I realize it is dicey in comparing alcohol to marijuana. True, alscohol, when abused, causes many problems. Let's face it though. Alcohol has stood the test of time, and we tried Prohibition. I do feel however that when used responsibly, alcohol is ok. Our illicit drugs are used specifically to get high.

Last point on MJ. The scientific facts are not complete, but it does appear that it causes damage to the reproductive organs. It also contains more tar than tobacco although I don't know of anyone who has died from lung cancer caused by MJ. One would have to smoke a prodigious amount. Interestingly, some claim that Bob Marley died from lung cancer brought on by mj.-I don't know.Anyway, I think those that claim that mj is not harmful to health are losing the argument-just as they lost that argument about cocaine. Of course, we know that when young people use mj during their formative period, it adversly affects their drive-crucial in school years.

As for the so-called mj clinics in calif, etc. They are violation of federal law. (State law cannot supercede a federal law.) They are also responsible for a lot of mj being dispensed to "patients with drs prescriptions" and being sold on the street. I also think this stuff about mj being the only thing that can alleviate certain kinds of suffering is a crock. There are plenty of legally-prescribed drugs out there that are much more efficacious in alleviating pain and nausea. To me, this is a big trojan horse being used to legalize MJ.

Anonymous said...

I'm not entirely sure what you mean by alchohol having "stood the test of time." Just because something's been around a long time, that doesn't make it okay. Shoot, even the ancients knew about its dangers, as there are examples of that in works as old as The Odyssey.

I personally don't see the difference (aside from legality) between myself having a few beers after a stressful week of work and somebody smoking a joint after a stressful week of work. We're both doing it to relax - mine is just socially acceptable. (And I know people who do this.)

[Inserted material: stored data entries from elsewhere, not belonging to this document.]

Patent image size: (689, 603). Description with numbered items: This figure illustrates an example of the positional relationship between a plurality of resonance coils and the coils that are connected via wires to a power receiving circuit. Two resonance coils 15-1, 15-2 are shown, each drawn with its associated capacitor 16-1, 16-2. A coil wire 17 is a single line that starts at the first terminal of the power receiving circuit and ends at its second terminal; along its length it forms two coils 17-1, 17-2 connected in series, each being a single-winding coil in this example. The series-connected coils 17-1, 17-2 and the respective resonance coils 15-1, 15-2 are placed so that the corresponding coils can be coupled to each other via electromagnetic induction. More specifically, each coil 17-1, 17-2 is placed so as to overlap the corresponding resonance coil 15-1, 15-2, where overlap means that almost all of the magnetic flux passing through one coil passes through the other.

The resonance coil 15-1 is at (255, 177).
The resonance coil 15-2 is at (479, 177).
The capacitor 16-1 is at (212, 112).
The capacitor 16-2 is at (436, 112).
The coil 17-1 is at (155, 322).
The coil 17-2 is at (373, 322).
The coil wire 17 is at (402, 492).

Don't get me wrong. I'm not so foolish enough as to say that MJ isn't harmful, but I can think of several people whom I've personally known off of the top of my head whose lives have been ruined (or at least affected severely) by alchohol. I know people who smoke pot, but none of them have been hurt by it like the alchoholics I've known.

And again, keep in mind that this is coming from a guy who's never smoked weed and brews his own beer.

As for the medicinal uses, you might be right. However, I'm not going to be the guy to tell an AIDS patient with no apetite that he can't have a joint. Could you look at somebody like that right in the eye and say, "Oh, I'm sure that there's some legal alternative you haven't thought of"? I know I sure couldn't.

I imagine it'd be even harder to look them in the eye if they had cataracts.

I dunno, to deny these people this stuff seems obstinantly cruel.

Gary Fouse said...

I only meant that we have used for centuries and it is an accepted practice if not abused.

As I said, it would be a waste of time and resources to try and arrest people for using marijuan, besides, who would give you a search warrant for that purpose. I can't speak for every jurisdiction in the country, but most arrests for simple use these days are when somebody violates their parole or probation by testing dirty.

Ingrid said...

I would not compare drinking alcohol with smoking marijuana. Unless one is an alcoholic and just drinks to get drunk, most people enjoy the taste of alcoholic beverages, and drink for that reason. There are so many different tastes to enjoy, and used sensibly, give great pleasure.
Marijuana doesn't even taste good, and people smoke it only to get high, not because they enjoy the taste. Now, for medical reasons I agree it should be available and as far as I know, it is. In my lifetime I've known drunks and I've known potheads. Neither ones are fun to be around.